Iowa State’s University Museums offer students opportunities to improve visual literacy

Carom+Maquette%2C+1986+by+Bruce+White.+Painted+aluminum.+Iowa+Art+in+State+Buildings+project+for+Black+Engineering.+In+the+Art+on+Campus+Preparatory+Studies+and+Maquette+Collection%2C+University+Museums%2C+Iowa+State+University%2C+Ames%2C+Iowa.

Carom Maquette, 1986 by Bruce White. Painted aluminum. Iowa Art in State Buildings project for Black Engineering. In the Art on Campus Preparatory Studies and Maquette Collection, University Museums, Iowa State University, Ames, Iowa.

Jack Mcclellan

Iowa State’s University Museums have long had a presence on campus, not only to add to the beautification of campus but to bring a new mode of literacy to students. The University Museums offer Visual Literacy programs and courses integrated into some courses at Iowa State to teach students the skills to come up with interpretations based on visual observation.

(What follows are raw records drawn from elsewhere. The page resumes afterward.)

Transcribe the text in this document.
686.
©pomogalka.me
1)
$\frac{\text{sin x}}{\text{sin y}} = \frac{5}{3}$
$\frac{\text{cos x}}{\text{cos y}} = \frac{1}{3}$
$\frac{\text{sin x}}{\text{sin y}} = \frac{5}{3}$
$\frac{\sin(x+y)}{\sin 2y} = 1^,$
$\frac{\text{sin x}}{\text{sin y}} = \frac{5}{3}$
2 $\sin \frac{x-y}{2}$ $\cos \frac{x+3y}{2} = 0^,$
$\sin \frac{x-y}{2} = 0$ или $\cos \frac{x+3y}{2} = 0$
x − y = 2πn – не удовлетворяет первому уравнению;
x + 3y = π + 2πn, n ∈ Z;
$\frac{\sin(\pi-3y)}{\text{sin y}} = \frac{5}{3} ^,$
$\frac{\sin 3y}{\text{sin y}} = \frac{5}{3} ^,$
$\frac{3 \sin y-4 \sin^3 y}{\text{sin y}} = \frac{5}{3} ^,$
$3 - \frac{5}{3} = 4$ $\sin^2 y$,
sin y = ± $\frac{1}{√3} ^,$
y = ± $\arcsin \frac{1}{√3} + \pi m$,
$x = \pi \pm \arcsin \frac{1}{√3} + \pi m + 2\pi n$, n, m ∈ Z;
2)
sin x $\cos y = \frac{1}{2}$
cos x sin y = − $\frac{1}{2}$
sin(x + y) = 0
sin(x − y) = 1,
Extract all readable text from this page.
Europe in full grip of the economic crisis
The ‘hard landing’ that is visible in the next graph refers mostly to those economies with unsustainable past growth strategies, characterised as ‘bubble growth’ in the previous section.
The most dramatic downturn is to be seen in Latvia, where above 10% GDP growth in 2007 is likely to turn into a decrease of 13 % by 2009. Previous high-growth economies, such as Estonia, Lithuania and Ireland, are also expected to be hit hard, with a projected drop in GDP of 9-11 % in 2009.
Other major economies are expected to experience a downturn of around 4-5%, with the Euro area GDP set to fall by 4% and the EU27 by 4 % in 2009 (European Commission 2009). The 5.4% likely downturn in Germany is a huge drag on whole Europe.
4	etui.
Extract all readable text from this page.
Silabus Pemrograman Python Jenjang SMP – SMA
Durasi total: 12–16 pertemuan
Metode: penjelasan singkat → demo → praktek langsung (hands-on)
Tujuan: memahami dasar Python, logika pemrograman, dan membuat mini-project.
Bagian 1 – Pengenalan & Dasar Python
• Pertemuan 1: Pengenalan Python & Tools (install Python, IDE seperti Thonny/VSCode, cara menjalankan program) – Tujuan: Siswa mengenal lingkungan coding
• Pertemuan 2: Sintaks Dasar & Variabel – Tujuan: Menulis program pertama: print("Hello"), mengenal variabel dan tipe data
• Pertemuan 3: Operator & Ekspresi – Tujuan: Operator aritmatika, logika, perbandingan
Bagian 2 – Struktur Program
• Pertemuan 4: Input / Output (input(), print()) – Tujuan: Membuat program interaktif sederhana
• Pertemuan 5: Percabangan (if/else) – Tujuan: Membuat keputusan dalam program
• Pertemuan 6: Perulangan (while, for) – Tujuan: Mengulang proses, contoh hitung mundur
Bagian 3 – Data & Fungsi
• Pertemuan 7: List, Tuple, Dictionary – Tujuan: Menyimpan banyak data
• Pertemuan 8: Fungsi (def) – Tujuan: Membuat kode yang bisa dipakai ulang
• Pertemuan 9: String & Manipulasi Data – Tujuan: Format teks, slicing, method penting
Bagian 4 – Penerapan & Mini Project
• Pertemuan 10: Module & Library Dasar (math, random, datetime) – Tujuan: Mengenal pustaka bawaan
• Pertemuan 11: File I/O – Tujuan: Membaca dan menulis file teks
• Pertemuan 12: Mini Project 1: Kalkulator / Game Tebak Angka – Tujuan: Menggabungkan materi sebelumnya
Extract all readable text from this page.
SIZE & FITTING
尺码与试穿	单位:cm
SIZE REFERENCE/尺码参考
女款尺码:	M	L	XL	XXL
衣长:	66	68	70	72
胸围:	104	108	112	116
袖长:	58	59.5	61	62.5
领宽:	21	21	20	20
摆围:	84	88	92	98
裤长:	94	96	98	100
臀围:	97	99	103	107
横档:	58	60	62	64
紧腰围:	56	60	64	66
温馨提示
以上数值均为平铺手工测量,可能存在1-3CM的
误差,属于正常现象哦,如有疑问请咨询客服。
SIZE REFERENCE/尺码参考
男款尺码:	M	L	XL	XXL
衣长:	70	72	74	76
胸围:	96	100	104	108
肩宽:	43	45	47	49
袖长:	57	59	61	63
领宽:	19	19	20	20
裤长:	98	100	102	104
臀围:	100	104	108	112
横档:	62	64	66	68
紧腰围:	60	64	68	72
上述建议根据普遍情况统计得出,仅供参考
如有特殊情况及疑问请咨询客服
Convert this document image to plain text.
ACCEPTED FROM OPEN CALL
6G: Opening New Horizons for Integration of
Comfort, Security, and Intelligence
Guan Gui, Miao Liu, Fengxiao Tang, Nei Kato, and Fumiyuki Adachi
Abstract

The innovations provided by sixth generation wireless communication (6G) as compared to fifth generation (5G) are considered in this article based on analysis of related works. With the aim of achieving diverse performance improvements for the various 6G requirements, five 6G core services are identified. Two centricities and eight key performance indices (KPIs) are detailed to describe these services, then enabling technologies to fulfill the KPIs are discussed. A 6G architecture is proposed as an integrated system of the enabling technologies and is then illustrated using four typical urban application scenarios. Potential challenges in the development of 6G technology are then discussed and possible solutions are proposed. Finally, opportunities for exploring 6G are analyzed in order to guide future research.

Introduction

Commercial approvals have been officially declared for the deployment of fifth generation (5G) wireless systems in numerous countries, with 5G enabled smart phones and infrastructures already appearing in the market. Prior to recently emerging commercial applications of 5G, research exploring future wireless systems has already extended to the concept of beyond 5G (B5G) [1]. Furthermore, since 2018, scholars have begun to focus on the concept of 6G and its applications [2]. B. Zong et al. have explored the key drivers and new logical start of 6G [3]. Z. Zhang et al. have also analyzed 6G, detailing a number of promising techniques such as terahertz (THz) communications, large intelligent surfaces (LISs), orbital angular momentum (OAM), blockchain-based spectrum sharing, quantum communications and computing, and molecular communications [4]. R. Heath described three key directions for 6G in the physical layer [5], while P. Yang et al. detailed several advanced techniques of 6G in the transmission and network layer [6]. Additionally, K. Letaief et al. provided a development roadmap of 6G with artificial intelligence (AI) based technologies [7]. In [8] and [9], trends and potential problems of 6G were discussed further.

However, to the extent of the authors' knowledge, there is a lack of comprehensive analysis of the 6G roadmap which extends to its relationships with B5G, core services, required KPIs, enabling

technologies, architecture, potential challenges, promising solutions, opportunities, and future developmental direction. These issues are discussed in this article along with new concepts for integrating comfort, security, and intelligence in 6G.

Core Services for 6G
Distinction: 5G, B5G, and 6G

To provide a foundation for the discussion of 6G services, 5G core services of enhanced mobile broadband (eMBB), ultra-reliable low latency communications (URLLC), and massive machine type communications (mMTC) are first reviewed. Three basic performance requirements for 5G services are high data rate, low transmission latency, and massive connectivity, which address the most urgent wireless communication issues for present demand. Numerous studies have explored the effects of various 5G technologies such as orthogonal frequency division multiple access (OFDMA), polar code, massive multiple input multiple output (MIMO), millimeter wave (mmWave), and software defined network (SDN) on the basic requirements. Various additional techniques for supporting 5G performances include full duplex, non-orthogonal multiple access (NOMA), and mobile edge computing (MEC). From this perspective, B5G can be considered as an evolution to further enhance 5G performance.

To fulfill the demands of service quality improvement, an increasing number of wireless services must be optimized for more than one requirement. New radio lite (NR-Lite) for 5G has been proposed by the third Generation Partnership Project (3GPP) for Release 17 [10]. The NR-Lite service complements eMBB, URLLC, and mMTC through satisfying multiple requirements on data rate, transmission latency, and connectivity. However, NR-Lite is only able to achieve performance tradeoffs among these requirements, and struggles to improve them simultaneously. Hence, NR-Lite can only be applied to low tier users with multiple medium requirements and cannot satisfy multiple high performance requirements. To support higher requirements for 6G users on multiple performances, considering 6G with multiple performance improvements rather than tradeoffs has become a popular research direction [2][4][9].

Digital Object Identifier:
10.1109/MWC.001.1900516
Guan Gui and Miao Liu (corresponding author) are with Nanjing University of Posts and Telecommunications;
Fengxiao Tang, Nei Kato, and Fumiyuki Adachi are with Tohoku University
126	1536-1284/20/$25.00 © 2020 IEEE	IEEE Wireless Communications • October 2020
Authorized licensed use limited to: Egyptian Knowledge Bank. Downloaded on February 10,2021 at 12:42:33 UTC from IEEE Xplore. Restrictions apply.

Visual literacy is all about understanding art as a form of communication, looking deeper into artistic pieces and finding new meanings and understandings. Director and Chief Curator for Iowa State’s University Museums Lynette Pohlman explained the programs and their purpose.

“When you take English you learn how to read symbols, letters and words, they have meaning and it’s accumulated knowledge that you gain from knowing the structure of words and language, that gives you insight into many areas,” Pohlman said. “So visual literacy helps you read a work of art just like you would read a paragraph.”

The ability to look in-depth at a work and come up with understandings and interpretations is a key aspect of critical thinking. Students practice these skills through mediums like writings and lectures, but practice with such critical thinking is often neglected in seemingly simple observations.

“80 percent of what you’ll learn if you are a sighted individual will be through visual interpretation, yet we don’t necessarily teach it,” Pohlman said. “What visual literacy does is help you with your communication skills as well as with your communication skills which are base core in all curriculums.”

To spread the gift of visual literacy, University Museums try to integrate their program into introductory courses like English 150. The programs walk students through three simple steps to read or make sense of a piece of art. 

At first, students are asked to simply observe the piece, count objects, look into that background, etc., and take in all the information or data the piece offers. Next, students would use every detail from the piece and background information to come up with interpretations of the piece or find out what it’s trying to communicate to viewers. Finally, students would come up with evaluations of the piece, deciding what they think of it and what they may have taken from it.

Students’ ability to decrypt the meanings laid out by different artistic works is tied to their critical thinking skills. As students observe different aspects of such works, they practice using their critical thinking to connect what they see in an artistic piece to what they already know.

The applicability of visual literacy doesn’t end at admiring artistic works; rather, University Museums would have students practice their visual literacy on works of art, then exercise their skills in careers and life in general.

“I find some of the most visually literate, whether they’re taught that or not, are agronomists and plant breeders because their study is of not something that talks back to them,” Pohlman said. “They’re observing their plant or animal and their having to judge and interpret whats going on over time and hence they practice visual literacy a lot.”

Visual literacy not only allows for more in-depth observations and interpretations of the greater world but allows for greater insights stemming from the self.

“When you go to abstraction in a work of art it might be the viewer is looking, emotionally reflecting into it, which then is kind of like looking into your soul,” said Pohlman. “If you say it out loud it’s much more about the viewer than the artist who created it.”

Altogether visual literacy is a worthwhile skill to develop; luckily, for Iowa State students, the University Museums offers multiple venues for students to observe, interpret and evaluate works of art from a broad range of cultures and backgrounds.

Between the University’s three museums: Farm House Museum, the Christian Petersen Art Museum, and Brunnier Art Museum, the Anderson Sculpture garden and the art all over campus, students have a surplus of opportunities to sharpen their visual literacy. Taking advantage of these opportunities could lead to better clarity in complex issues and better understandings of day-to-day conundrums.